The most used blast mediums are garnet, a naturally occurring completely inert material that is imported for the purpose, steel shot in different configurations (size, crushed as grit, etc) and crushed glass. Garnet and glass can generally be used in an open environment, steel grit is used in a closed environment, generally a blast booth.
Sand blasting is a process of the past - sand is no longer used, it contains silica and is a danger to the health and to the environment.
There are four main types of blasting media that can be used.
Garnet is a blasting media free from silica and iron particles, which can be sourced from either India or Australia.

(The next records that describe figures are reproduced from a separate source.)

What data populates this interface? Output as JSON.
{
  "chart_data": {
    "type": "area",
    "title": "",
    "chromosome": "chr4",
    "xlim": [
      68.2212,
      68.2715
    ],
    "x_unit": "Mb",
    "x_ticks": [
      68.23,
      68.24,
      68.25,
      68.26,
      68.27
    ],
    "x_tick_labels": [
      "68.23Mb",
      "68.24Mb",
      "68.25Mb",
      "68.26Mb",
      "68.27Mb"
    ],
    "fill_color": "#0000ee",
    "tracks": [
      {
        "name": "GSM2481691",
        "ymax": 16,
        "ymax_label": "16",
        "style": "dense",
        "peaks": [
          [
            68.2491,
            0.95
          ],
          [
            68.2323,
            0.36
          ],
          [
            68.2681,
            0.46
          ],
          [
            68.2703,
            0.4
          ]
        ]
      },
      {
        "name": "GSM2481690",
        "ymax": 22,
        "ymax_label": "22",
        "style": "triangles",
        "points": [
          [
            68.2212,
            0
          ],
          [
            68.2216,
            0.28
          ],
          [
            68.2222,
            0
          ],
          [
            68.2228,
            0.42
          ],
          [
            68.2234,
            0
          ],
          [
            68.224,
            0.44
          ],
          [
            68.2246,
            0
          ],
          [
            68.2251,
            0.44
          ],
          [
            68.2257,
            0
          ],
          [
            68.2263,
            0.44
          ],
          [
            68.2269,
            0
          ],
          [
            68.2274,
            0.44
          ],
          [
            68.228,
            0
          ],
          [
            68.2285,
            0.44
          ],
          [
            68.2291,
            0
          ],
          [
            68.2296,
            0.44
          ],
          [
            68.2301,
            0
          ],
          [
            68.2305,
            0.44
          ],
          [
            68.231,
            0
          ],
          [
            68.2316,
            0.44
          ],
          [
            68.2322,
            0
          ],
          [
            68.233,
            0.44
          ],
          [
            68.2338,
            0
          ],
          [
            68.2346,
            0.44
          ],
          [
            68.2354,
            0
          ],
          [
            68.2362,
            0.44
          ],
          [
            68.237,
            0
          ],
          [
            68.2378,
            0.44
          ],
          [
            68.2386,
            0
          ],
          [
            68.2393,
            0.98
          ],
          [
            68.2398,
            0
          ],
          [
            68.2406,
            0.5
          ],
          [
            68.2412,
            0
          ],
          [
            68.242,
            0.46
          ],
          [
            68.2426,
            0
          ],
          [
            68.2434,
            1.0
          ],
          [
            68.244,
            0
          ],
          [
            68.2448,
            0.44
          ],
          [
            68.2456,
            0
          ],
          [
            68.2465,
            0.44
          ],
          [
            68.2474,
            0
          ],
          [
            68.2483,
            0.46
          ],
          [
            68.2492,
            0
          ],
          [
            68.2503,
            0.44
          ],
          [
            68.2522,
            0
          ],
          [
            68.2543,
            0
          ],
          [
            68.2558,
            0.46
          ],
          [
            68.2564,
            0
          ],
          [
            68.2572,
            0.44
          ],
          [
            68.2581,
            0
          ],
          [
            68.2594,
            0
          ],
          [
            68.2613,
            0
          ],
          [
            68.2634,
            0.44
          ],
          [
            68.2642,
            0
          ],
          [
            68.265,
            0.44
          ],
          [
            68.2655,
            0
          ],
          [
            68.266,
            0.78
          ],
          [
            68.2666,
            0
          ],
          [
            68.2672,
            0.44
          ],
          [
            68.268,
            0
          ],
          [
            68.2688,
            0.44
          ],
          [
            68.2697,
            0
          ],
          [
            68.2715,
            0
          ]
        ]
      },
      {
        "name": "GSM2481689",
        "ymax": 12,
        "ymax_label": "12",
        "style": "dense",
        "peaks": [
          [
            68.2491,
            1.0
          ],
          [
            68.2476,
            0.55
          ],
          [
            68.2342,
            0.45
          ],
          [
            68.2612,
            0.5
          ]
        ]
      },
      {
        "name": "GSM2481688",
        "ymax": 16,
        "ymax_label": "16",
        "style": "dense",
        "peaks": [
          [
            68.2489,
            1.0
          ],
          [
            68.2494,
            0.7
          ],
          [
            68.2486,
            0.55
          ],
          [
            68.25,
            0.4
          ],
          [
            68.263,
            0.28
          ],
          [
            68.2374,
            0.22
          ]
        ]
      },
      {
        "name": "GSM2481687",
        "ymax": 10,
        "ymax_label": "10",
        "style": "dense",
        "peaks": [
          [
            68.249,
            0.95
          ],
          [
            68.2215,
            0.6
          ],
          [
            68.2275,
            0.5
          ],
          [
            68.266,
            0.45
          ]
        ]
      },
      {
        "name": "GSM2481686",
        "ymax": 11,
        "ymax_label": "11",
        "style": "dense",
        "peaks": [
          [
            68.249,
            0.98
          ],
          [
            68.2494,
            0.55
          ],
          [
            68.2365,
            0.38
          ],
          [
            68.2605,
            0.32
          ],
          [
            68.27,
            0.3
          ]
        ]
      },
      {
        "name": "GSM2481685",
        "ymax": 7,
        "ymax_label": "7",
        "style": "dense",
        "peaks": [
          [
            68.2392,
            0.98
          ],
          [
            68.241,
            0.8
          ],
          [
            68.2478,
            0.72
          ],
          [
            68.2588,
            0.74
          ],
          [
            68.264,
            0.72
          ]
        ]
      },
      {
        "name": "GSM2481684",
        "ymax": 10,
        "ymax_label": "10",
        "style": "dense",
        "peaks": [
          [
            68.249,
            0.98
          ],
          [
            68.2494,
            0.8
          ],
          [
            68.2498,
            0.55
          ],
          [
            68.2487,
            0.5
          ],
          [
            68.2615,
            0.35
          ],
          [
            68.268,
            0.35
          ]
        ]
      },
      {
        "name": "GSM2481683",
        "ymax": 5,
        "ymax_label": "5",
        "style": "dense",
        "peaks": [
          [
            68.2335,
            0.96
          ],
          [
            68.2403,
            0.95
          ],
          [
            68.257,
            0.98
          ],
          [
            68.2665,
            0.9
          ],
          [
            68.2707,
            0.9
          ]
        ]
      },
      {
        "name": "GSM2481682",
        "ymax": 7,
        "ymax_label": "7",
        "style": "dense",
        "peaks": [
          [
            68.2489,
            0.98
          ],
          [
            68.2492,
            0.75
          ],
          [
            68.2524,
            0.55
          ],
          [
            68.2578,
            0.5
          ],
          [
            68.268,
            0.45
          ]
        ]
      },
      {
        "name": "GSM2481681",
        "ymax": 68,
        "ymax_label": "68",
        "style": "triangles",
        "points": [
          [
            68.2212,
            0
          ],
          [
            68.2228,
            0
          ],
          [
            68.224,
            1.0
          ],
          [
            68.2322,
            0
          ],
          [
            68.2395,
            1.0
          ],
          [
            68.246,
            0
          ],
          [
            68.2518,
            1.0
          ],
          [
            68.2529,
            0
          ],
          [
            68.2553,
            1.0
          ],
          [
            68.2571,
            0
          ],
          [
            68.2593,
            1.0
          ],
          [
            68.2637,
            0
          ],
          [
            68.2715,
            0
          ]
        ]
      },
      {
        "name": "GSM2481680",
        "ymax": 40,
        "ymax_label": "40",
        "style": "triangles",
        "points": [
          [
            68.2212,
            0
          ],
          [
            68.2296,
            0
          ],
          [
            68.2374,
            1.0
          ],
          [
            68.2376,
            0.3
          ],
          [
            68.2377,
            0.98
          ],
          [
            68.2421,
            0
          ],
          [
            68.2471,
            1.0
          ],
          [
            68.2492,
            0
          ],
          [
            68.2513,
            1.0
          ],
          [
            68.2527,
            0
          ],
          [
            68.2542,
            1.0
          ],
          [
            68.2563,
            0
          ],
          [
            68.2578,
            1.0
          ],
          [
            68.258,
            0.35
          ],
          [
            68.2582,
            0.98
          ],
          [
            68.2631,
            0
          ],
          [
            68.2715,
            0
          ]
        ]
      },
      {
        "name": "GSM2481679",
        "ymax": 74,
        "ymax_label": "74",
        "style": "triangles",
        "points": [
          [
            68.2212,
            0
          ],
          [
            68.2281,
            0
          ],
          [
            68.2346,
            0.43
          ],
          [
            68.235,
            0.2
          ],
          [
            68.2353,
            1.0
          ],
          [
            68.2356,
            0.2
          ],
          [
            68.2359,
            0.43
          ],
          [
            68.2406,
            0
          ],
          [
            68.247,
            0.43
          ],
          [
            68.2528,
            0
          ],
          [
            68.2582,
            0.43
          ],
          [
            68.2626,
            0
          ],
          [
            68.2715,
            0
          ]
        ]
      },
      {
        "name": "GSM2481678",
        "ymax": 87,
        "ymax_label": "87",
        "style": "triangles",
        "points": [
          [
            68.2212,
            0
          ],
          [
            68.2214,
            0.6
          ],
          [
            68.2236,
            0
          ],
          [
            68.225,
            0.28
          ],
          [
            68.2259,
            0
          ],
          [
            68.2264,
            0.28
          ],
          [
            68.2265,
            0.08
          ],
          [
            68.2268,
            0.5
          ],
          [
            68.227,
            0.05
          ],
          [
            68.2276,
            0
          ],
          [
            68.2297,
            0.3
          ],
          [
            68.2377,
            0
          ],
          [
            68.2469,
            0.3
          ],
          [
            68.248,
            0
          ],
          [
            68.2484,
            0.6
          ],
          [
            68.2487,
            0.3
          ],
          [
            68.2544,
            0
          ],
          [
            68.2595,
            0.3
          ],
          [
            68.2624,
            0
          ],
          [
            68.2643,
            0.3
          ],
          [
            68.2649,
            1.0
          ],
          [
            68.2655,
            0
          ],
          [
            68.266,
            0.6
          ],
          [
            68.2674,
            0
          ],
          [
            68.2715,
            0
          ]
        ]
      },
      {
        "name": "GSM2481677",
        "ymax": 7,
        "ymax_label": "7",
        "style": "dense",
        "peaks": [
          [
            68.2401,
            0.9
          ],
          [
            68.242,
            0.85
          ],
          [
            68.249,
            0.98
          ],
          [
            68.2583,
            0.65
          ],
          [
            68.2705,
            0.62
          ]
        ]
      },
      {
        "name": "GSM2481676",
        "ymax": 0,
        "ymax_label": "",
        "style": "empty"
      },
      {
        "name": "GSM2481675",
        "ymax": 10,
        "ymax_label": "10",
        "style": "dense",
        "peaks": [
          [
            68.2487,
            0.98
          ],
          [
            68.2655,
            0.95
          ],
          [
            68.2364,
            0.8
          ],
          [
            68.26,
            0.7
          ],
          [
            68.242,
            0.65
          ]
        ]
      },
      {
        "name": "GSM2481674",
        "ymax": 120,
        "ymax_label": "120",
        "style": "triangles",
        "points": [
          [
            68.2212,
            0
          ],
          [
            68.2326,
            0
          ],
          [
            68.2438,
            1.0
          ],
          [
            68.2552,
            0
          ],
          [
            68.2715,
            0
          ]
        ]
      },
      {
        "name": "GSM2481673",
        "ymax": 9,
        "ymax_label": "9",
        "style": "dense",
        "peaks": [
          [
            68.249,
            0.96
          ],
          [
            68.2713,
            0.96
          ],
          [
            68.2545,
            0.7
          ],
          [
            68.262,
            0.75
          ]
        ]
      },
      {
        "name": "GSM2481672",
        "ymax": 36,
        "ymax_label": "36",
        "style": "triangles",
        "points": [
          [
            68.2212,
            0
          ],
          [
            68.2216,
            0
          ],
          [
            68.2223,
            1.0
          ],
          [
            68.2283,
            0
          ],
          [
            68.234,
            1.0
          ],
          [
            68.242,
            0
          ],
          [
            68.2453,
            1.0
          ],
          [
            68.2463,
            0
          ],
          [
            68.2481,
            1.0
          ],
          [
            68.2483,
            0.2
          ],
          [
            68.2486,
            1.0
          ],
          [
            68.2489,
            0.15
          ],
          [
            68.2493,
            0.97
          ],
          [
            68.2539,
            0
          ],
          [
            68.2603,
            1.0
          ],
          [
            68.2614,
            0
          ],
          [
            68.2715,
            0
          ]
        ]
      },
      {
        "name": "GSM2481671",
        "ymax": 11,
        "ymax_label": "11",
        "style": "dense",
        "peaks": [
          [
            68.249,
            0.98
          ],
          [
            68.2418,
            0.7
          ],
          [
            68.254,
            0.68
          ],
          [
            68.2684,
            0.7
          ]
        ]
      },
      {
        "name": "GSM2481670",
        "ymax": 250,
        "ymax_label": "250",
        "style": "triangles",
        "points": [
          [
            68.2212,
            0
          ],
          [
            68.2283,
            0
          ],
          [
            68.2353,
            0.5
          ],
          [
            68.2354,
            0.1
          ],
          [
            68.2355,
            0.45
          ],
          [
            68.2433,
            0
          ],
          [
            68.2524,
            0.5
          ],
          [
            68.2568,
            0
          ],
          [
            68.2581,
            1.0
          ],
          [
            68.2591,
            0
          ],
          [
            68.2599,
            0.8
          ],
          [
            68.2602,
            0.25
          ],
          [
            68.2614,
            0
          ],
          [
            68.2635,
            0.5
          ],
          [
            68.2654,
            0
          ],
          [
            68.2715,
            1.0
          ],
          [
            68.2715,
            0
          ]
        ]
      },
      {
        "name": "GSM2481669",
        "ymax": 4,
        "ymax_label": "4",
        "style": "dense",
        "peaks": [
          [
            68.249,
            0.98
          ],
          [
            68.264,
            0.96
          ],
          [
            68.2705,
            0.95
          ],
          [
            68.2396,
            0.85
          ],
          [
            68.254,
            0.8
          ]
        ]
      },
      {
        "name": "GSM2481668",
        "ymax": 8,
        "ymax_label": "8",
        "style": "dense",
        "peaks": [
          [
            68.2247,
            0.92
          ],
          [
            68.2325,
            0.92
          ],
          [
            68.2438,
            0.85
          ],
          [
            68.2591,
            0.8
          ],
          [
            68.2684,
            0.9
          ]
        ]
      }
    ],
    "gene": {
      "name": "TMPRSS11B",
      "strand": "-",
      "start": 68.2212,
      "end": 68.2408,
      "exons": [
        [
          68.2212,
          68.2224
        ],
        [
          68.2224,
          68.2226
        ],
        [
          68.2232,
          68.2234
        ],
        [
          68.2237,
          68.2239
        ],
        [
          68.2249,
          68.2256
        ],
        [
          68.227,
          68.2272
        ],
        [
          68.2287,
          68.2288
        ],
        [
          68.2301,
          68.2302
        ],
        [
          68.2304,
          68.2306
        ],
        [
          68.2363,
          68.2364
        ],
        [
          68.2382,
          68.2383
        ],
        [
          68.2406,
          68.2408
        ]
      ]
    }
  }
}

Garnet would generally be used for mobile or onsite applications as it has lower dust levels than iron sand. Garnet is the main blasting media we use for onsite applications.
Grit is finely crushed ball bearings which gives the steel the blast profile needed for paint to adhere to the surface. Grit can not be used on anything that has a magnetic force such as alternators etc.
Glass Bead is used when a fine surface finish is required - such as restoration of cars or sculptures.
Shot is a ball bearing like blasting media, very small in size - .04mm to 1.4mm. It is very popular with recycling units as it can be reused 40 to 50 times. As with grit, shot can not be used with anything that has a magnetic force either.
Iron sand is a traditional blasting media normally found on beaches around New Zealand, but due to recent studies has been found to be harmful to operators of blasting equipment. We no longer use this media because of this reason.